Dagli all’untore anzi all’agricoltore

Di Gianfranco Quaglia

Loro non hanno mai smesso. Loro sono gli agricoltori che durante il “lockdown” ci hanno assicurato, e continuano a farlo, il cibo in tavola, direttamente dal campo. Se non proprio in prima linea, come lo sono stati medici e infermieri, appena dietro. Non hanno goduto di “flash mob” di sostegno e neppure di “ola” dai balconi. Qualcuno, in particolare nei comparti di floricoltura e enologia, ha subito anche danni dell’80-100 per cento per mancate vendite. In attesa di solidarietà e compensazioni, invece sono stati anche additati. All’inizio con la tesi che il Coronavirus abbia avuto una connessione ambientale con l’inquinamento della pianura padana, dove per inquinamento s’intende lo spargimento dei liquami e gli allevamenti intensivi.

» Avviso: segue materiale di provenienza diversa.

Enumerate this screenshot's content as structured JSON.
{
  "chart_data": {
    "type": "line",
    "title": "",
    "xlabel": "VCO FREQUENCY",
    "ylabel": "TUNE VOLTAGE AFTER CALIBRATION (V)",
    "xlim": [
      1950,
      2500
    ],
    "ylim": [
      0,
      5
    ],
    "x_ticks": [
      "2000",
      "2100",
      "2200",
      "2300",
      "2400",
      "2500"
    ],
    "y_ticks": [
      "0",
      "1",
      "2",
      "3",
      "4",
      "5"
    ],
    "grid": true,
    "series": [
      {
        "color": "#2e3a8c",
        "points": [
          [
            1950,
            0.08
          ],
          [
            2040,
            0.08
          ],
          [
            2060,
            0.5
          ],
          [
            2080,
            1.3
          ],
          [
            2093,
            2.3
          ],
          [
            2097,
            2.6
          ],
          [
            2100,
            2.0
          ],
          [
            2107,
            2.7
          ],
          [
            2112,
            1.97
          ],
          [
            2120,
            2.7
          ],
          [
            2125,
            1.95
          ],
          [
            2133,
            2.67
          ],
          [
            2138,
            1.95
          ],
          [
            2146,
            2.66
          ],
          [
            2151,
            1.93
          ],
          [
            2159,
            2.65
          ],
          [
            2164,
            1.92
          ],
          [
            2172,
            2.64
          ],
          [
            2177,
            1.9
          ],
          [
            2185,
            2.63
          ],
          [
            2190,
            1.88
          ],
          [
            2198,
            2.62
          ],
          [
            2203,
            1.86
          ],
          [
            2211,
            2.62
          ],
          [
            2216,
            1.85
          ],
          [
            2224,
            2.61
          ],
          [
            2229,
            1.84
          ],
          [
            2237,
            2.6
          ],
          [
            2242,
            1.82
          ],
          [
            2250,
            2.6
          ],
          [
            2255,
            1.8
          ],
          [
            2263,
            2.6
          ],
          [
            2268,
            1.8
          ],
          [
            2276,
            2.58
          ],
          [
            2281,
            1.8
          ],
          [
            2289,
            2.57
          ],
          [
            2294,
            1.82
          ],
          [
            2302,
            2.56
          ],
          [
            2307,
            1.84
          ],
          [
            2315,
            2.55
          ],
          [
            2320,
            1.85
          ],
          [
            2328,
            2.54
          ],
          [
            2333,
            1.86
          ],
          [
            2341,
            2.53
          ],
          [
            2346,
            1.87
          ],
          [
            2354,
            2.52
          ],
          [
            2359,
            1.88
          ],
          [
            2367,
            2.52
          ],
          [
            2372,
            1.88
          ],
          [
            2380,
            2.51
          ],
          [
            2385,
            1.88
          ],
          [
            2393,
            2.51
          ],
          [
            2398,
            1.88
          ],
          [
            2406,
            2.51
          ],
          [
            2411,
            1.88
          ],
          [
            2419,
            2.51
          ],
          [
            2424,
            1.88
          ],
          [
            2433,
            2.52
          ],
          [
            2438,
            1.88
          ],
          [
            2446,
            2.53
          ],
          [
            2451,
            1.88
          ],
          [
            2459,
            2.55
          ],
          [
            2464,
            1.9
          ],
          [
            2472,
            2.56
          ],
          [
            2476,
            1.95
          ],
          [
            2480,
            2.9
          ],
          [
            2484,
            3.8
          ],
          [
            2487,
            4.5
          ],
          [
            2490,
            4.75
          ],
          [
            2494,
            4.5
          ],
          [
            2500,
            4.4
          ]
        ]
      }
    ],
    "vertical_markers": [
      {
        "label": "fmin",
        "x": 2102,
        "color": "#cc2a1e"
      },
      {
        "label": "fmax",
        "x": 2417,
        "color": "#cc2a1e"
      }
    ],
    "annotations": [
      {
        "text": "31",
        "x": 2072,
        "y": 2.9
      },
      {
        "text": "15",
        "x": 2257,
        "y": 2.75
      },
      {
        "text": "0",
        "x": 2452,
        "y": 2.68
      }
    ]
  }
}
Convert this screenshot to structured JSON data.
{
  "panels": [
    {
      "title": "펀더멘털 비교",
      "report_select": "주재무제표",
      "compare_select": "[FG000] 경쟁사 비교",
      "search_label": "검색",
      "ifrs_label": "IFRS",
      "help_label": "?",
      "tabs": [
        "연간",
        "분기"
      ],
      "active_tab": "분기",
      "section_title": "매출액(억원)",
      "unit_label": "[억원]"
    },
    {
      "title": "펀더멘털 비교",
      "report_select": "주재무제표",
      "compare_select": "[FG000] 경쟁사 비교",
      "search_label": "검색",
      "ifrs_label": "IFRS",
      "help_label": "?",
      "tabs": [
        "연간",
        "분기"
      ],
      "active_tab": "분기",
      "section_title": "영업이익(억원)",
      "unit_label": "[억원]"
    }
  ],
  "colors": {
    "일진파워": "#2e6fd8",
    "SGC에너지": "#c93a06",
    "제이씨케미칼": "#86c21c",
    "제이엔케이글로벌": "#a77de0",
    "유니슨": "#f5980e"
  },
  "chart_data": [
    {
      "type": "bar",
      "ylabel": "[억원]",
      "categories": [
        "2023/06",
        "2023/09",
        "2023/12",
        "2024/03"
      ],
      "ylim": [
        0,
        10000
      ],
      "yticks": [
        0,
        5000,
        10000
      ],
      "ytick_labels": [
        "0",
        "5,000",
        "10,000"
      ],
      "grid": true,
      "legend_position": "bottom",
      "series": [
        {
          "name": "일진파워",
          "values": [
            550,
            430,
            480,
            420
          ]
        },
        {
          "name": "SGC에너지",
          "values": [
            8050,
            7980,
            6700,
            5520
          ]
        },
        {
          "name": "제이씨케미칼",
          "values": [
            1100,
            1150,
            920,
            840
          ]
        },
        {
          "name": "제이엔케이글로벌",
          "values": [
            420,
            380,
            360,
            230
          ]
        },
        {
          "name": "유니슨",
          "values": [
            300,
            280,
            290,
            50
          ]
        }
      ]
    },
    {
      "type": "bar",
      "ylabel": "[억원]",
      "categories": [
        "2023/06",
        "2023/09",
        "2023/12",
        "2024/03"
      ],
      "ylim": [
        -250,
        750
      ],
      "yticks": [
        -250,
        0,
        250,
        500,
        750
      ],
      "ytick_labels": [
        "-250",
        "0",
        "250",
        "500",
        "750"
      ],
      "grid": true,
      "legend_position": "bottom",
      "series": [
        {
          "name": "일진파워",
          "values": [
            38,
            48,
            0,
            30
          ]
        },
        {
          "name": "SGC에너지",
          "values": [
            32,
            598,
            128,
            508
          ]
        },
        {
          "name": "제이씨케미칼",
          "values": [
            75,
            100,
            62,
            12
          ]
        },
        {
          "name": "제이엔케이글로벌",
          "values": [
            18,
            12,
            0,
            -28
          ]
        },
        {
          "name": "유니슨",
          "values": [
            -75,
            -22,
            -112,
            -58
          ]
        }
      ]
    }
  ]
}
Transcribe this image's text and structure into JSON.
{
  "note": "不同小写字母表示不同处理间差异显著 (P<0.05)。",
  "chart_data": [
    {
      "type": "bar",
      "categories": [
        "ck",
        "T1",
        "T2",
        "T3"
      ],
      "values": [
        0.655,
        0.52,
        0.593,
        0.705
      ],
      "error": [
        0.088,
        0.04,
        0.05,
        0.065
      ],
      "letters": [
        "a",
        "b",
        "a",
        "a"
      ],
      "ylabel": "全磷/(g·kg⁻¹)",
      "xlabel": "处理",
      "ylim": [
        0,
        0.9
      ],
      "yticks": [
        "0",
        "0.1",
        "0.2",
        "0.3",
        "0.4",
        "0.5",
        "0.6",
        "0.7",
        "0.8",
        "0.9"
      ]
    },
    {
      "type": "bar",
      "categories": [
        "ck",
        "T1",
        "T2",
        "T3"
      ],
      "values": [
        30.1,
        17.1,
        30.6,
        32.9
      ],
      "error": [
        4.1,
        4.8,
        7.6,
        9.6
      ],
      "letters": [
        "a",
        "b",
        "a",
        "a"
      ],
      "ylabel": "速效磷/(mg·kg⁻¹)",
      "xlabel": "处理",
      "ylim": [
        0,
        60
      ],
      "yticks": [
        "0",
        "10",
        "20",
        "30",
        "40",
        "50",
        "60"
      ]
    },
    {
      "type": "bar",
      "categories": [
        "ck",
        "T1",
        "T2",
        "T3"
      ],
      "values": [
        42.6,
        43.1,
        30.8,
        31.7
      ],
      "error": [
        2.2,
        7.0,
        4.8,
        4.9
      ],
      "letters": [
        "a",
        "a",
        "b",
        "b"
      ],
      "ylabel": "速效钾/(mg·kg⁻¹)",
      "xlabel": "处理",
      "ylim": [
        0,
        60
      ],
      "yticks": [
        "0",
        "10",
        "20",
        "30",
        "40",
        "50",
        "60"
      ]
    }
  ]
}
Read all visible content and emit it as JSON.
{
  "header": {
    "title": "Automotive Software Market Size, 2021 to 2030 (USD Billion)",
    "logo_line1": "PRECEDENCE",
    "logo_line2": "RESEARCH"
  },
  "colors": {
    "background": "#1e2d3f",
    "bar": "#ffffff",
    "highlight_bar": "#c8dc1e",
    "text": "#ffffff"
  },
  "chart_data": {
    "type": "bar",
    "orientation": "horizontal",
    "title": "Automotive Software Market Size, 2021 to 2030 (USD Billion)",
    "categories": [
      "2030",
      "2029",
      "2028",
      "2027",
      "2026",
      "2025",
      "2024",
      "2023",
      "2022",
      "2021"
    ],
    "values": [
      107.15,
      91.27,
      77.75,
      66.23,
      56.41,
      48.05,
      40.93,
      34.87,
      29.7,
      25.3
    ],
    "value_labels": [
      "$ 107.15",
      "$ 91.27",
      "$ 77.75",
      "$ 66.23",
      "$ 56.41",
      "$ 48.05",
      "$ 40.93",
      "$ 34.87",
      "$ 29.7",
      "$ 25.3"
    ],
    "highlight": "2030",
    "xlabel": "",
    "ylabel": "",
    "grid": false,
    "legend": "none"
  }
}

Accuse rispedite al mittente, con una difesa corroborata dall’Ispra, l’Istituto superiore per la protezione e la ricerca ambientale: negli ultimi 28 anni l’agricoltura italiana ha ridotto le sue emissioni del 13 per cento e la zootecnia incide solo per il 5,6% sul totale del gas serra. A fare arrabbiare ulteriormente il mondo agricolo è la notizia di pochi giorni or sono: la deputata pd Chiara Gribaudo di Borgo San Dalmazzo (Cuneo), guarita dal Covid-19, ha lanciato la proposta di assumere 10 mila ispettori per controllare che la ripartenza in tutte le aziende rispetti i protocolli. L’iniziativa sarebbe rivolta non solo agli agricoltori, ma a tutte le associazioni datoriali. Quelle cuneesi, compresa Confagricoltura, hanno sottoscritto una lettera piccata con un interrogativo: “Cosa dobbiamo fare per difendere la nostra dignità e non sentirci chiamare colpevoli ancora prima di iniziare a lavorare?”. Insomma, che la proposta fosse venata oppure no da un atto d’accusa, loro l’hanno presa male.